Gewiss muss man die Bauten der Nachkriegsmoderne nicht lieben, und sicher gilt auch, dass die klamme finanzielle Situation der Kommunen eine der Architektur gerecht werdende Sanierung oder Weiterentwicklung schwierig macht – der Umverteilungsprozess der letzten Jahrzehnte von den öffentlichen auf die privaten Konten war zum Zeitpunkt, als diese Rathäuser geplant und errichtet wurden, nicht vorhersehbar. Dieses Heft soll einen Anstoß geben, die Diskussionen um die gemeinhin schlecht beleumdeten Bauten zu versachlichen, und der Polemik gegen die „Betonklötze“ den Blick auf ihre Qualitäten entgegensetzen. Dazu gehörte auch der Ehrgeiz, die Architektur angemessen zu zeigen – kursieren in den lokalen Zeitungen doch meist Fotos, die die Problemzonen der Bauten in den Vordergrund rücken. Mit Ausnahme vom Rathaus in Reutlingen, das die Fotografin Rose Hajdu bereits für eine Ausstellung porträtiert hatte, haben wir die Rathäuser von namhaften Architekturfotografen ins Bild setzen lassen. Damit soll auch deutlich werden: Die jeweilige Stadt steht mit ihrem Rathaus nicht alleine da, sondern hütet ein eigenes Kapitel bundesrepublikanischer Architekturgeschichte. Je mehr Kapitel wir heute vorschnell, den Nöten und Zwängen unserer Zeit gehorchend, löschen, desto unverständlicher wird die Geschichte, die diese Gebäude von der „Bonner Republik“ und ihrer Verfasstheit einer künftigen Generation erzählen können.

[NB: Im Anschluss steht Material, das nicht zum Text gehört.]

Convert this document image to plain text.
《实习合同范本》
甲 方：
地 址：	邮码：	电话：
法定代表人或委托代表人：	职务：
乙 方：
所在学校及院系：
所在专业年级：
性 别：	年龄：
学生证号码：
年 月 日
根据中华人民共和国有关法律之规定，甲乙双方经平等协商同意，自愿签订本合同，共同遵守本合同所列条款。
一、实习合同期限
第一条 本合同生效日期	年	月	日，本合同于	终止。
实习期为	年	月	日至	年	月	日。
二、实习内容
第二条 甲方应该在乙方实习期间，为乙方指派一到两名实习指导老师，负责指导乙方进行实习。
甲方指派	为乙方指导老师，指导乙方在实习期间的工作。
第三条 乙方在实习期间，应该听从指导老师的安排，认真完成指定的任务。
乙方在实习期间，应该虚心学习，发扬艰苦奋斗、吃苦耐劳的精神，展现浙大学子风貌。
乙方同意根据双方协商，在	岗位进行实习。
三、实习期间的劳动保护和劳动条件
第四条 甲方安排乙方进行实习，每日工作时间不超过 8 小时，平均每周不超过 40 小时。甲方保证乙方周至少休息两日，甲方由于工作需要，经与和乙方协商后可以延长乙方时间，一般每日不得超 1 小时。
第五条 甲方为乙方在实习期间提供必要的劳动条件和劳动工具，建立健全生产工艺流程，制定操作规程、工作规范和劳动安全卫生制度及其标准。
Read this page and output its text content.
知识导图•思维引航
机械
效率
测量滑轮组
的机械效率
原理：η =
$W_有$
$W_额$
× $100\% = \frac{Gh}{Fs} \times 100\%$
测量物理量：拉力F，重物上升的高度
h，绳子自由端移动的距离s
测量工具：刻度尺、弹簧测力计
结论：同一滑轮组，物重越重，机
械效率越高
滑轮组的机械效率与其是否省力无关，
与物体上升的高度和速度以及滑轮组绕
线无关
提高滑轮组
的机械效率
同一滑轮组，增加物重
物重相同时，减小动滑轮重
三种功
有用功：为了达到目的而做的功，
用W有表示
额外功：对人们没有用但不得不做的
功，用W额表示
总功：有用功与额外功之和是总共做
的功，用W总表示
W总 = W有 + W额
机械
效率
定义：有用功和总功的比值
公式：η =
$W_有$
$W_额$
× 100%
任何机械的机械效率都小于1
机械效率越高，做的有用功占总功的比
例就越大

Die hier gezeigten Beispiele werfen Fragen auf, die über die sechs Rathäuser weit hinausreichen: Wird die Architektur öffentlicher Bauten dieser Jahre allgemein bislang unterbewertet? Sollten sanierungsbedürftige städtische Gebäude heute nichts weiter als ein wertvoller innerstädtischer Pool von Abrissmaterial sein, aus dem sich private Investoren bedienen können, um so für die Kommune einmalig Einnahmen zu generieren? Oder wären es diese Bauten nicht vielmehr wert, dass ihre Sanierung mit planerischer Sorgfalt angegangen wird, um ihren Wert und ihren Charakter zu erhalten oder sogar weiterzudenken? Wenn man den oft schlechten Zustand manch öffentlicher Gebäude betrachtet, drängt sich jedenfalls die Frage auf, ob die Städte ihrer Rolle als Bauherr in der Vergangenheit in vollem Umfang gerecht geworden sind; ob durch aufgeschobene Unterhaltung früher nicht am falschen Ende gespart worden ist. Angesichts der Kräfte, die heute schon und in Zukunft noch stärker auf unsere Gesellschaft einwirken – Stichworte: energetische Modernisierung, demographischer Wandel, „marktkonforme Demokratie“ (Angela Merkel) –, stellt sich zuletzt die Frage, ob die Städte ihre Planungsabteilungen nicht wieder stärker auf diese genuin gemeinschaftlichen Aufgaben konzentrieren sollten – um Räume zu erhalten bzw. zu schaffen, die den Bürger mit der „res publica“ in Verbindung bringen.